Et puis, il y a les coulisses. Plus l’événement est gros, plus les intervenants se multiplient. Les promoteurs, les diffuseurs, les agents, les différents responsables de ci ou de ça, chacun a sa voix. Résultat : l’information circule mal, se dilue, parfois se contredit. Réjean Tremblay en parlait plus tôt cette semaine dans son article «Mbilli va très bien, le reste est bien compliqué». Mais malgré ce brouhaha organisationnel, une chose reste limpide: Mbilli est en mission. Son moral est d’acier, sa concentration implacable. Il avance droit devant, sans se laisser distraire par les casinos rugissants ou les lumières aveuglantes. Et cette énergie, cette assurance, c’est contagieux. Avec lui, tout semble simple, comme si la mécanique était parfaitement huilée.

L’armée Mbilli

Je ne peux passer sous silence cette petite troupe de soldats qui veille aux intérêts de Christian. Virginie Assaly, véritable maître de la logistique, elle prévoit toujours quelques coups d’avance.

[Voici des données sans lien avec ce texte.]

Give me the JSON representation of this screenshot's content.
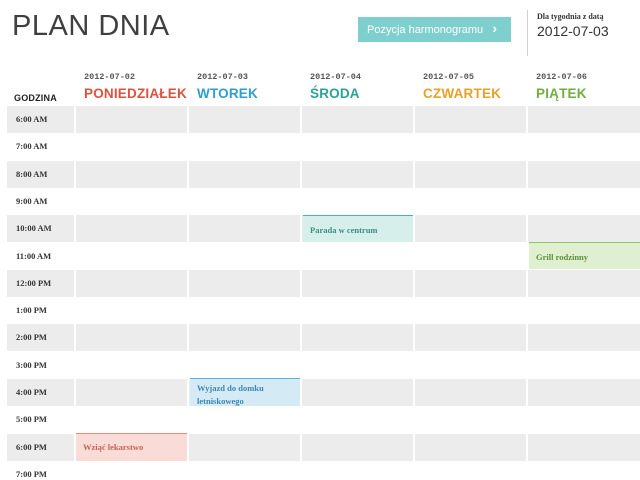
{
  "header": {
    "title": "PLAN DNIA",
    "schedule_button_label": "Pozycja harmonogramu",
    "week_label": "Dla tygodnia z datą",
    "week_date": "2012-07-03"
  },
  "grid": {
    "hours_header": "GODZINA",
    "days": [
      {
        "date": "2012-07-02",
        "name": "PONIEDZIAŁEK",
        "color": "#d9533f"
      },
      {
        "date": "2012-07-03",
        "name": "WTOREK",
        "color": "#2f9fd3"
      },
      {
        "date": "2012-07-04",
        "name": "ŚRODA",
        "color": "#29a394"
      },
      {
        "date": "2012-07-05",
        "name": "CZWARTEK",
        "color": "#e8a127"
      },
      {
        "date": "2012-07-06",
        "name": "PIĄTEK",
        "color": "#6fae3f"
      }
    ],
    "hours": [
      "6:00 AM",
      "7:00 AM",
      "8:00 AM",
      "9:00 AM",
      "10:00 AM",
      "11:00 AM",
      "12:00 PM",
      "1:00 PM",
      "2:00 PM",
      "3:00 PM",
      "4:00 PM",
      "5:00 PM",
      "6:00 PM",
      "7:00 PM"
    ]
  },
  "events": {
    "parade": "Parada w centrum",
    "grill": "Grill rodzinny",
    "trip": "Wyjazd do domku letniskowego",
    "medicine": "Wziąć lekarstwo"
  },
  "icons": {
    "schedule_button_icon": "chevron-right-icon"
  }
}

C’est un atout inestimable quand chaque minute compte. C’est aussi ma partenaire de jogging lorsque nous sommes sur la route. C’est avec elle que l’on transforme une simple course en terrain de repérage. Bien entendu, Camille Estephan est du voyage, épaulé par l’avocat d’Eye of the Tiger, Anthony Rudman. Avec ces deux-là en première ligne, impossible d’essayer de nous en passer une petite vite : tout est verrouillé, bétonné. Ce n’est plus seulement une équipe, c’est une petite armée qui a pris d’assaut Vegas.

Photo: Vincent Ethier – Virginie Assaly, Antonin Décarie et Camille Estephan

La pesée

Vendredi, c’est le premier vrai test : la pesée. Ce moment que les boxeurs décrivent comme un combat en soi, celui contre la balance. Christian et Martinez devront respecter la limite des 168 lb, catégorie des super-moyens. Au moment où j’écris ces lignes, Mbilli se prépare pour son dernier entraînement, une séance de coupe de poids. C’est exigeant, jamais agréable, mais il n’a jamais eu de difficulté à faire le poids. Vu l’ampleur leur du combat chaque détail a été pensé, encadré, contrôlé. Philippe est là, laptop à la main et il surveille tout. La pesée n’est qu’une formalité, mais une formalité obligatoire : sans elle, pas de ceinture en jeu. Ou pire encore pas de combats!

Et Christian, qui aime collectionner les ceintures comme d’autres collectionnent les timbres, ne compte pas s’arrêter là. Aujourd’hui, il empile les titres. Demain, ce sera peut-être les millions. On lui souhaite.